Leeds admits that each homeowner can’t grow everything they need, so she is encouraging them to share or trade what they grow with their neighbors.

“We can become more inter-connected,” said Leeds, who stresses that Transition is not a political movement. “Whether you’re a Republican or a Democrat, it’s about making it so you and your family can feed yourself and be able to subsist.”

Growing up in Laguna Beach, Leeds’ first job was at The Stand, a natural foods restaurant on Thalia Street. It was there that she first started to question where her food was coming from.

While living in Peru as an exchange student and traveling throughout Europe after college, Leeds said she “saw the relationship between people and the land.”

Leeds served as education director for the Laguna Canyon Foundation for seven years.

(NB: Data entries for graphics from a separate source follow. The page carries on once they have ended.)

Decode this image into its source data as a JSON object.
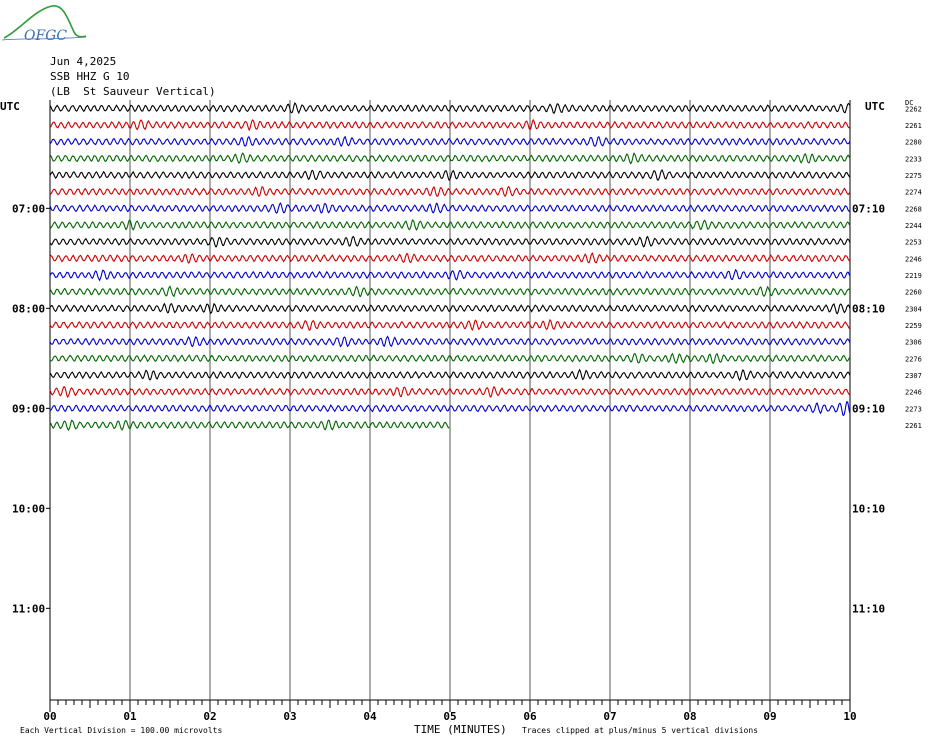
{
  "logo": {
    "text": "OFGC",
    "swoosh_color": "#2e9b3a",
    "text_color": "#3a6fb0"
  },
  "header": {
    "date": "Jun 4,2025",
    "station_line": "SSB HHZ G 10",
    "location_line": "(LB  St Sauveur Vertical)"
  },
  "chart_data": {
    "type": "line",
    "title": "",
    "left_axis_label": "UTC",
    "right_axis_label": "UTC",
    "dc_label": "DC",
    "x_ticks": [
      "00",
      "01",
      "02",
      "03",
      "04",
      "05",
      "06",
      "07",
      "08",
      "09",
      "10"
    ],
    "xlabel": "TIME (MINUTES)",
    "xlim": [
      0,
      10
    ],
    "left_hour_labels": [
      "07:00",
      "08:00",
      "09:00",
      "10:00",
      "11:00"
    ],
    "right_hour_labels": [
      "07:10",
      "08:10",
      "09:10",
      "10:10",
      "11:10"
    ],
    "rows_per_hour": 6,
    "first_hour_row_index": 6,
    "total_rows": 36,
    "row_colors": [
      "#000000",
      "#cc0000",
      "#0000cc",
      "#006600"
    ],
    "traces": [
      {
        "row": 0,
        "dc": 2262,
        "end_minute": 10
      },
      {
        "row": 1,
        "dc": 2261,
        "end_minute": 10
      },
      {
        "row": 2,
        "dc": 2280,
        "end_minute": 10
      },
      {
        "row": 3,
        "dc": 2233,
        "end_minute": 10
      },
      {
        "row": 4,
        "dc": 2275,
        "end_minute": 10
      },
      {
        "row": 5,
        "dc": 2274,
        "end_minute": 10
      },
      {
        "row": 6,
        "dc": 2268,
        "end_minute": 10
      },
      {
        "row": 7,
        "dc": 2244,
        "end_minute": 10
      },
      {
        "row": 8,
        "dc": 2253,
        "end_minute": 10
      },
      {
        "row": 9,
        "dc": 2246,
        "end_minute": 10
      },
      {
        "row": 10,
        "dc": 2219,
        "end_minute": 10
      },
      {
        "row": 11,
        "dc": 2260,
        "end_minute": 10
      },
      {
        "row": 12,
        "dc": 2304,
        "end_minute": 10
      },
      {
        "row": 13,
        "dc": 2259,
        "end_minute": 10
      },
      {
        "row": 14,
        "dc": 2306,
        "end_minute": 10
      },
      {
        "row": 15,
        "dc": 2276,
        "end_minute": 10
      },
      {
        "row": 16,
        "dc": 2307,
        "end_minute": 10
      },
      {
        "row": 17,
        "dc": 2246,
        "end_minute": 10
      },
      {
        "row": 18,
        "dc": 2273,
        "end_minute": 10
      },
      {
        "row": 19,
        "dc": 2261,
        "end_minute": 5
      }
    ],
    "footer_left": "Each Vertical Division =  100.00 microvolts",
    "footer_right": "Traces clipped at plus/minus 5 vertical divisions",
    "grid": true
  }
}
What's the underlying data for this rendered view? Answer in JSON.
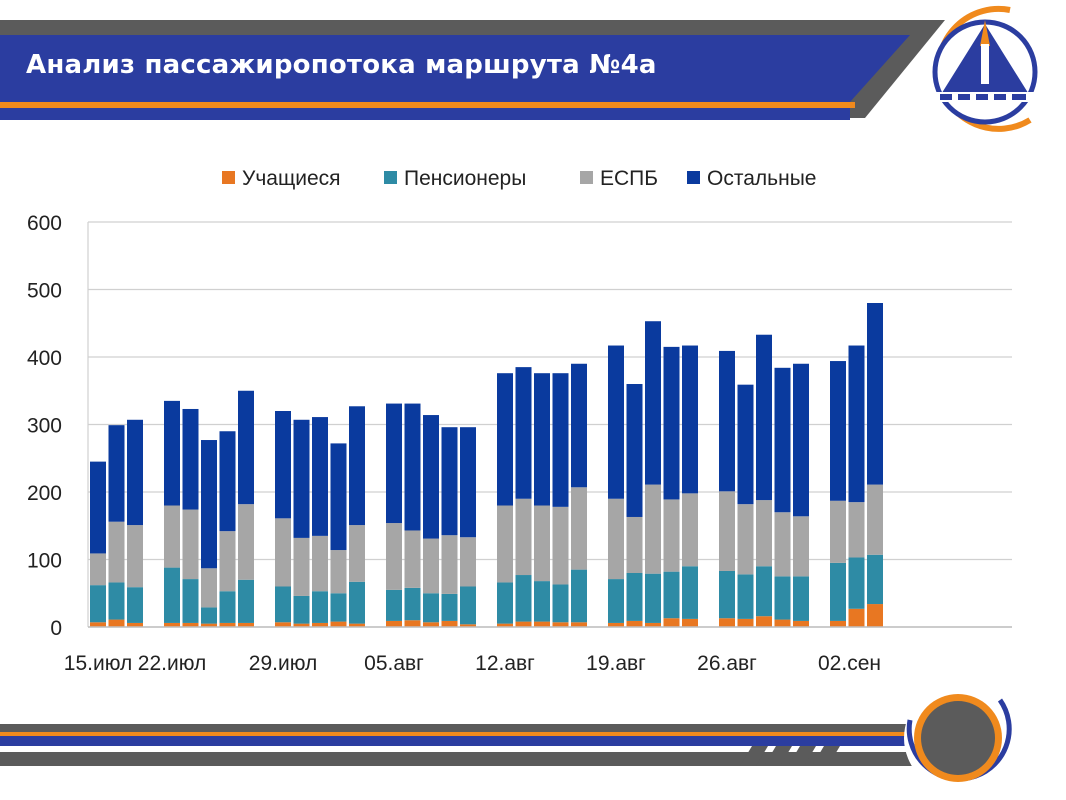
{
  "header": {
    "title": "Анализ пассажиропотока маршрута №4а"
  },
  "colors": {
    "students": "#E87722",
    "pensioners": "#2E8BA5",
    "espb": "#A6A6A6",
    "others": "#0A3A9E",
    "banner_blue": "#2B3DA0",
    "banner_gray": "#5B5B5B",
    "accent_orange": "#F08A1D"
  },
  "chart_data": {
    "type": "bar",
    "stacked": true,
    "legend_position": "top",
    "grid": true,
    "ylim": [
      0,
      600
    ],
    "yticks": [
      0,
      100,
      200,
      300,
      400,
      500,
      600
    ],
    "xtick_labels": [
      {
        "label": "15.июл",
        "index": 0
      },
      {
        "label": "22.июл",
        "index": 3
      },
      {
        "label": "29.июл",
        "index": 8
      },
      {
        "label": "05.авг",
        "index": 13
      },
      {
        "label": "12.авг",
        "index": 18
      },
      {
        "label": "19.авг",
        "index": 23
      },
      {
        "label": "26.авг",
        "index": 28
      },
      {
        "label": "02.сен",
        "index": 33
      }
    ],
    "groups": [
      3,
      5,
      5,
      5,
      5,
      5,
      5,
      3
    ],
    "series": [
      {
        "name": "Учащиеся",
        "color_key": "students",
        "values": [
          7,
          11,
          6,
          6,
          6,
          5,
          6,
          6,
          7,
          5,
          6,
          8,
          5,
          9,
          10,
          7,
          9,
          4,
          5,
          8,
          8,
          7,
          7,
          6,
          9,
          6,
          13,
          12,
          13,
          12,
          16,
          11,
          9,
          9,
          27,
          34
        ]
      },
      {
        "name": "Пенсионеры",
        "color_key": "pensioners",
        "values": [
          55,
          55,
          53,
          82,
          65,
          24,
          47,
          64,
          53,
          41,
          47,
          42,
          62,
          46,
          48,
          43,
          40,
          56,
          61,
          69,
          60,
          56,
          78,
          65,
          71,
          73,
          69,
          78,
          70,
          66,
          74,
          64,
          66,
          86,
          76,
          73
        ]
      },
      {
        "name": "ЕСПБ",
        "color_key": "espb",
        "values": [
          47,
          90,
          92,
          92,
          103,
          58,
          89,
          112,
          101,
          86,
          82,
          64,
          84,
          99,
          85,
          81,
          87,
          73,
          114,
          113,
          112,
          115,
          122,
          119,
          83,
          132,
          107,
          108,
          118,
          104,
          98,
          95,
          89,
          92,
          82,
          104
        ]
      },
      {
        "name": "Остальные",
        "color_key": "others",
        "values": [
          136,
          143,
          156,
          155,
          149,
          190,
          148,
          168,
          159,
          175,
          176,
          158,
          176,
          177,
          188,
          183,
          160,
          163,
          196,
          195,
          196,
          198,
          183,
          227,
          197,
          242,
          226,
          219,
          208,
          177,
          245,
          214,
          226,
          207,
          232,
          269
        ]
      }
    ]
  }
}
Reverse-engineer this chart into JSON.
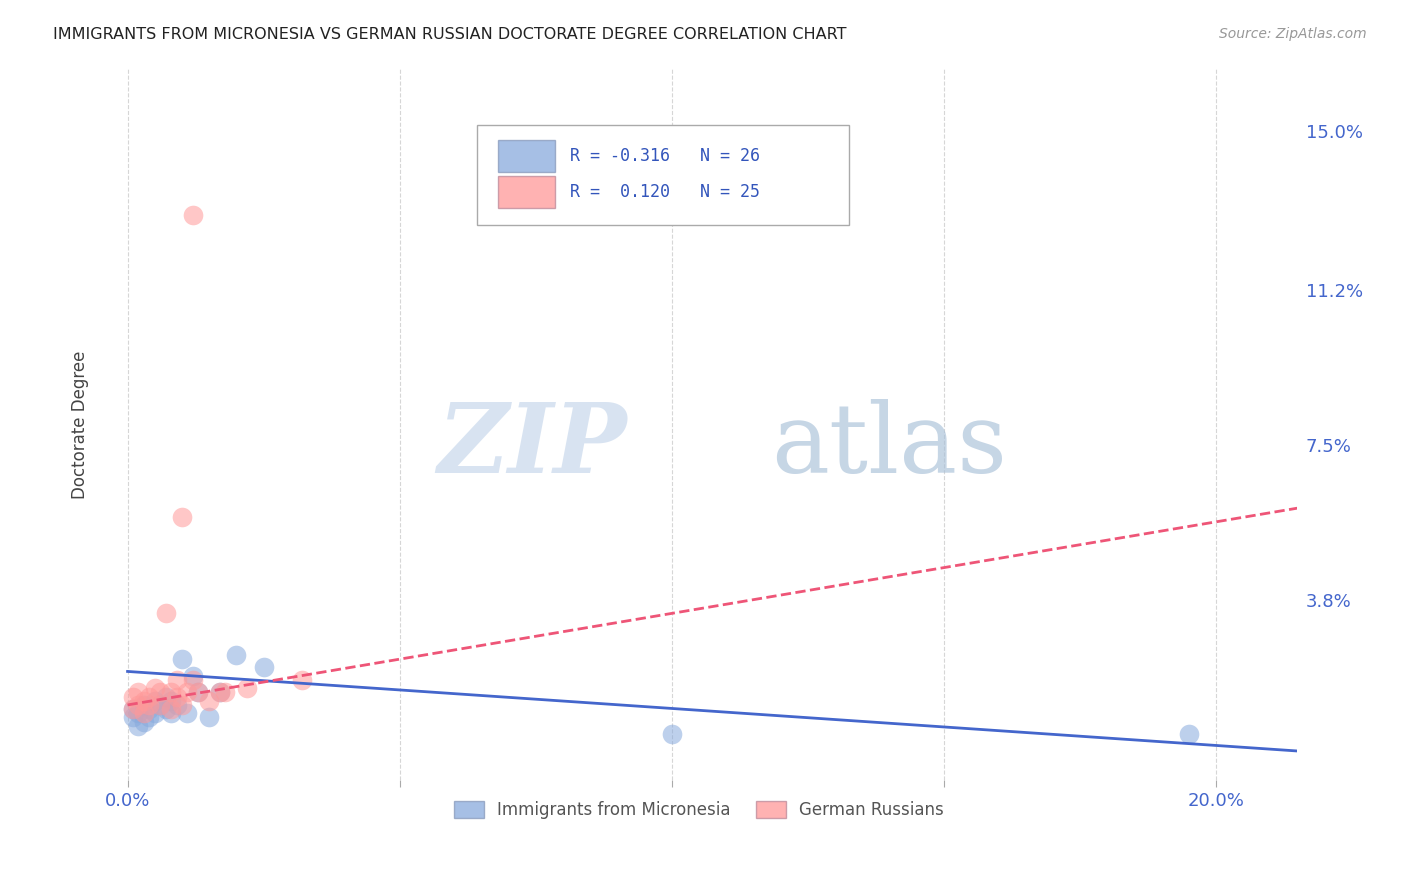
{
  "title": "IMMIGRANTS FROM MICRONESIA VS GERMAN RUSSIAN DOCTORATE DEGREE CORRELATION CHART",
  "source": "Source: ZipAtlas.com",
  "ylabel_label": "Doctorate Degree",
  "xlim": [
    -0.005,
    0.215
  ],
  "ylim": [
    -0.005,
    0.165
  ],
  "blue_R": "-0.316",
  "blue_N": "26",
  "pink_R": "0.120",
  "pink_N": "25",
  "blue_color": "#88AADD",
  "pink_color": "#FF9999",
  "blue_line_color": "#4466CC",
  "pink_line_color": "#EE5577",
  "pink_line_style": "-",
  "blue_line_style": "-",
  "legend_label_blue": "Immigrants from Micronesia",
  "legend_label_pink": "German Russians",
  "blue_scatter_x": [
    0.001,
    0.001,
    0.002,
    0.002,
    0.003,
    0.003,
    0.004,
    0.004,
    0.005,
    0.005,
    0.006,
    0.007,
    0.007,
    0.008,
    0.008,
    0.009,
    0.01,
    0.011,
    0.012,
    0.013,
    0.015,
    0.017,
    0.02,
    0.025,
    0.1,
    0.195
  ],
  "blue_scatter_y": [
    0.012,
    0.01,
    0.011,
    0.008,
    0.013,
    0.009,
    0.012,
    0.01,
    0.014,
    0.011,
    0.013,
    0.015,
    0.012,
    0.014,
    0.011,
    0.013,
    0.024,
    0.011,
    0.02,
    0.016,
    0.01,
    0.016,
    0.025,
    0.022,
    0.006,
    0.006
  ],
  "pink_scatter_x": [
    0.001,
    0.001,
    0.002,
    0.002,
    0.003,
    0.003,
    0.004,
    0.004,
    0.005,
    0.006,
    0.006,
    0.007,
    0.008,
    0.008,
    0.009,
    0.009,
    0.01,
    0.011,
    0.012,
    0.013,
    0.015,
    0.017,
    0.018,
    0.022,
    0.032
  ],
  "pink_scatter_y": [
    0.015,
    0.012,
    0.016,
    0.013,
    0.014,
    0.011,
    0.015,
    0.013,
    0.017,
    0.016,
    0.013,
    0.035,
    0.012,
    0.016,
    0.019,
    0.015,
    0.013,
    0.016,
    0.019,
    0.016,
    0.014,
    0.016,
    0.016,
    0.017,
    0.019
  ],
  "pink_outlier_x": [
    0.012
  ],
  "pink_outlier_y": [
    0.13
  ],
  "pink_highval_x": [
    0.01
  ],
  "pink_highval_y": [
    0.058
  ],
  "blue_line_x0": 0.0,
  "blue_line_y0": 0.021,
  "blue_line_x1": 0.215,
  "blue_line_y1": 0.002,
  "pink_line_x0": 0.0,
  "pink_line_y0": 0.013,
  "pink_line_x1": 0.215,
  "pink_line_y1": 0.06,
  "dashed_line_x0": 0.0,
  "dashed_line_y0": 0.013,
  "dashed_line_x1": 0.215,
  "dashed_line_y1": 0.06
}
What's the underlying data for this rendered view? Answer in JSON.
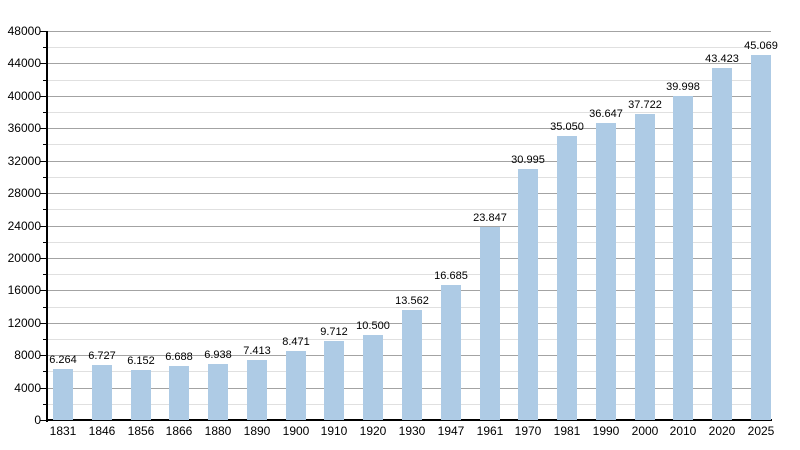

During that time, she wrote a curriculum with California Standards that allowed students to come in the park to learn about food chains and food webs. This program is still being used for schools who visit the park.

Six years ago, Leeds became involved with Transition Laguna Beach and still attends many of their activities.

“Members help each other re-learn skills that have been forgotten for generations, as well as provide a network of friendships that make each family stronger and well-supported,” she said.

The Transition Movement emerged from the Kinsale Energy Descent Plan, which was developed in 2005 by educator Rob Hopkins and his students at the Kinsale Further Education College in Ireland. It was the first strategic community planning document of its kind, looking at creative adaptations in food, farming, education, economics and health.

In 2006, Hopkins took his work to the community when he started the first Transition town in Totnes, England. The movement quickly spread around the world as other communities copied the model.

In addition to starting Transition Aliso Viejo, Leeds is helping residents of Irvine to start the movement there.

“I have a longing for a sense of deep connection to others in our community where people work together,” Leeds said. “Everyone has different gifts that they can offer. That’s what makes community.”